Almost half of the respondents still feel unsafe at their department. “A male colleague makes comments about my body. I ignore him as much as I can,” writes one respondent. Employees whose situation has improved say this is mainly the result of intervention from someone at a higher level, a change at management level, or a new contract. One of the respondent writes: “I have a permanent position now, and as a result the imbalance of power has largely disappeared.”
Incompetent leadership
The most cited reason for a socially unsafe working condition is incompetent leadership (37 percent). This is considered a problem especially by older employees. The hierarchical culture (49 percent) and high work pressure (43) also play an important role according to the respondents.
Unions FNV and VAWO find the results “shocking.” They call on the universities to set up an external, independent complaints commission and to appoint an ombudsman/woman.
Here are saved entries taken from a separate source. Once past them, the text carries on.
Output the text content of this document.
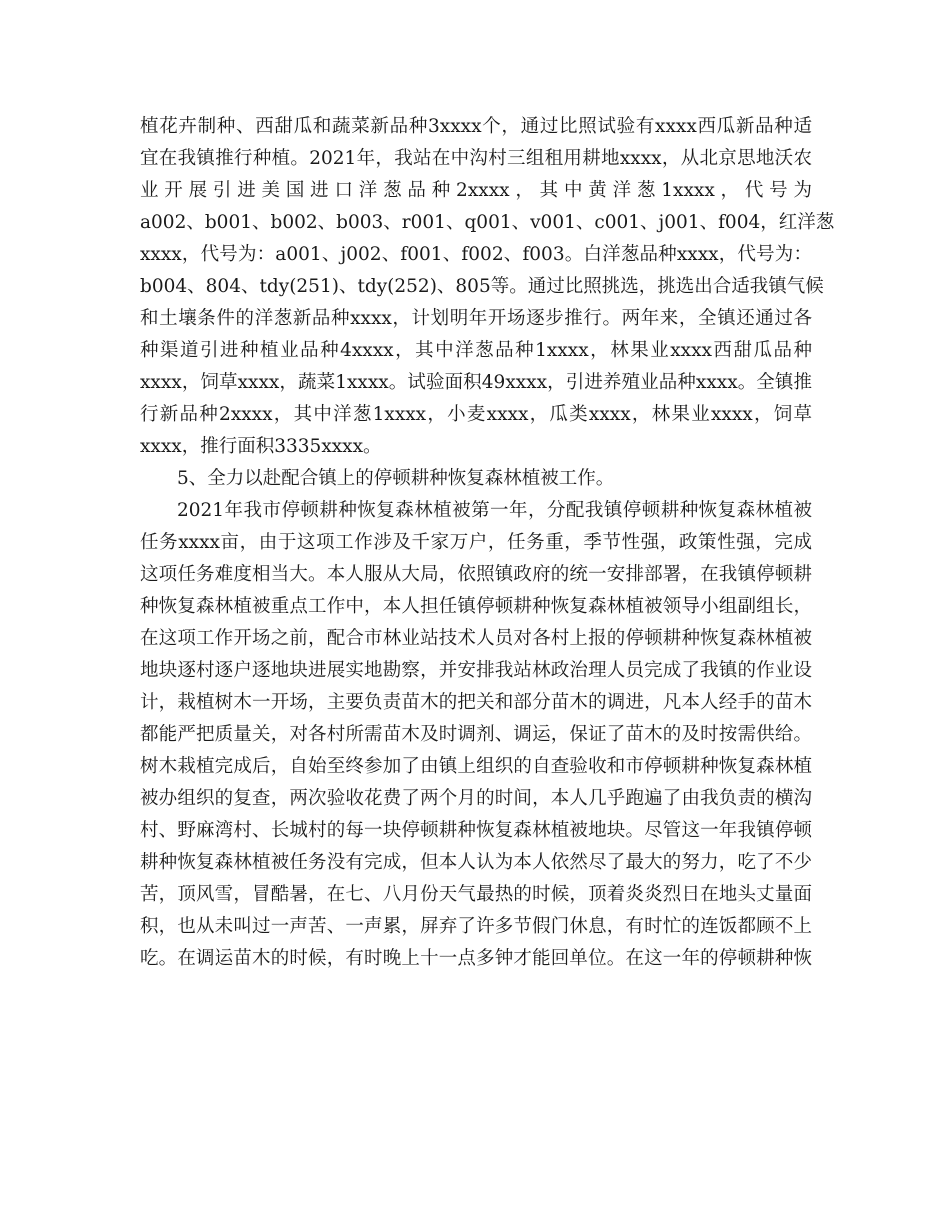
植花卉制种、西甜瓜和蔬菜新品种3xxxx个，通过比照试验有xxxx西瓜新品种适
宜在我镇推行种植。2021年，我站在中沟村三组租用耕地xxxx，从北京思地沃农
业开展引进美国进口洋葱品种2xxxx，其中黄洋葱1xxxx，代号为
a002、b001、b002、b003、r001、q001、v001、c001、j001、f004，红洋葱
xxxx，代号为：a001、j002、f001、f002、f003。白洋葱品种xxxx，代号为：
b004、804、tdy(251)、tdy(252)、805等。通过比照挑选，挑选出合适我镇气候
和土壤条件的洋葱新品种xxxx，计划明年开场逐步推行。两年来，全镇还通过各
种渠道引进种植业品种4xxxx，其中洋葱品种1xxxx，林果业xxxx西甜瓜品种
xxxx，饲草xxxx，蔬菜1xxxx。试验面积49xxxx，引进养殖业品种xxxx。全镇推
行新品种2xxxx，其中洋葱1xxxx，小麦xxxx，瓜类xxxx，林果业xxxx，饲草
xxxx，推行面积3335xxxx。
5、全力以赴配合镇上的停顿耕种恢复森林植被工作。
2021年我市停顿耕种恢复森林植被第一年，分配我镇停顿耕种恢复森林植被
任务xxxx亩，由于这项工作涉及千家万户，任务重，季节性强，政策性强，完成
这项任务难度相当大。本人服从大局，依照镇政府的统一安排部署，在我镇停顿耕
种恢复森林植被重点工作中，本人担任镇停顿耕种恢复森林植被领导小组副组长，
在这项工作开场之前，配合市林业站技术人员对各村上报的停顿耕种恢复森林植被
地块逐村逐户逐地块进展实地勘察，并安排我站林政治理人员完成了我镇的作业设
计，栽植树木一开场，主要负责苗木的把关和部分苗木的调进，凡本人经手的苗木
都能严把质量关，对各村所需苗木及时调剂、调运，保证了苗木的及时按需供给。
树木栽植完成后，自始至终参加了由镇上组织的自查验收和市停顿耕种恢复森林植
被办组织的复查，两次验收花费了两个月的时间，本人几乎跑遍了由我负责的横沟
村、野麻湾村、长城村的每一块停顿耕种恢复森林植被地块。尽管这一年我镇停顿
耕种恢复森林植被任务没有完成，但本人认为本人依然尽了最大的努力，吃了不少
苦，顶风雪，冒酷暑，在七、八月份天气最热的时候，顶着炎炎烈日在地头丈量面
积，也从未叫过一声苦、一声累，屏弃了许多节假门休息，有时忙的连饭都顾不上
吃。在调运苗木的时候，有时晚上十一点多钟才能回单位。在这一年的停顿耕种恢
Jan Boersma of FNV: “Currently, universities only have internal complaints commissions, and the existing national complaints commission doesn’t apply to universities. The results of our research clearly show that an external, independent commission is sorely needed.”
Uncomfortable truth
The Dutch Network of Women Professors (LNVH) also published a report on harassment and intimidation today. The LNVH described these practices in Dutch academia as an “uncomfortable truth.” They are the result of cultural and structural factors, and could possibly have disastrous consequences.
The research by the LNVH is based on twenty in-depth interviews with female academics and thirty-three written testimonials about experience with harassment. The researchers made a distinction between scientific sabotage, sexual harassment, physical and verbal threats, denigration, exclusion, and problematizing special needs.
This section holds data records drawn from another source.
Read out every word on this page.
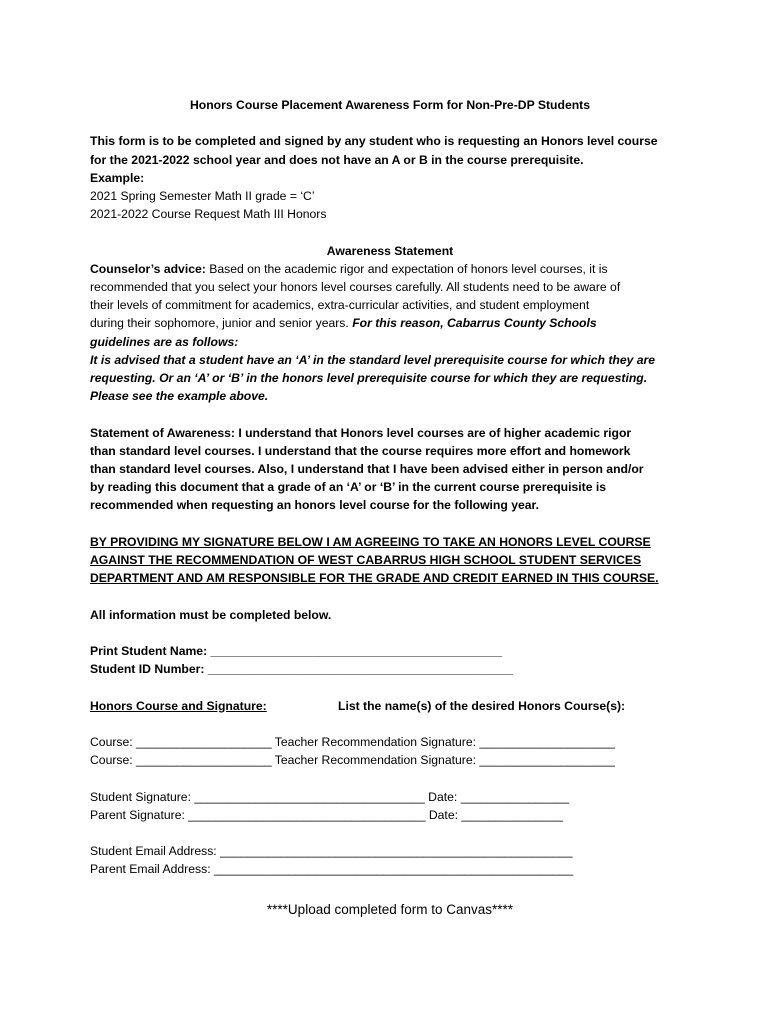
Honors Course Placement Awareness Form for Non-Pre-DP Students

This form is to be completed and signed by any student who is requesting an Honors level course

for the 2021-2022 school year and does not have an A or B in the course prerequisite.

Example:

2021 Spring Semester Math II grade = ‘C’

2021-2022 Course Request Math III Honors

Awareness Statement

Counselor’s advice: Based on the academic rigor and expectation of honors level courses, it is

recommended that you select your honors level courses carefully. All students need to be aware of

their levels of commitment for academics, extra-curricular activities, and student employment

during their sophomore, junior and senior years. For this reason, Cabarrus County Schools

guidelines are as follows:

It is advised that a student have an ‘A’ in the standard level prerequisite course for which they are

requesting. Or an ‘A’ or ‘B’ in the honors level prerequisite course for which they are requesting.

Please see the example above.

Statement of Awareness: I understand that Honors level courses are of higher academic rigor

than standard level courses. I understand that the course requires more effort and homework

than standard level courses. Also, I understand that I have been advised either in person and/or

by reading this document that a grade of an ‘A’ or ‘B’ in the current course prerequisite is

recommended when requesting an honors level course for the following year.

BY PROVIDING MY SIGNATURE BELOW I AM AGREEING TO TAKE AN HONORS LEVEL COURSE

AGAINST THE RECOMMENDATION OF WEST CABARRUS HIGH SCHOOL STUDENT SERVICES

DEPARTMENT AND AM RESPONSIBLE FOR THE GRADE AND CREDIT EARNED IN THIS COURSE.

All information must be completed below.

Print Student Name: ___________________________________________

Student ID Number: _____________________________________________

Honors Course and Signature:	List the name(s) of the desired Honors Course(s):

Course: ____________________ Teacher Recommendation Signature: ____________________

Course: ____________________ Teacher Recommendation Signature: ____________________

Student Signature: __________________________________ Date: ________________

Parent Signature: ___________________________________ Date: _______________

Student Email Address: ____________________________________________________

Parent Email Address: _____________________________________________________

****Upload completed form to Canvas****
The hierarchical nature of academia, the highly competitive and individualistic culture, the inadequate responses to incidents of harassment, and the self-silencing (forced or not) of victims can easily create situations of misconduct and intimidation that are insufficiently addressed, or not addressed at all.
Starting point
The report is explicitly meant as a starting point for more elaborate and extensive research. The LNVH calls on universities to enforce an explicit zero-tolerance policy and to make the procedure for raising the issue of harassment easier, more transparent and more effective. This has to eventually lead to a cultural shift in academia.
The Association of Universities in the Netherlands (VSNU) takes the signals and recommendations “very seriously,” says chairman Pieter Duisenberg. “The university has to be a safe environment for its employees, and every type of inappropriate behavior is unacceptable.”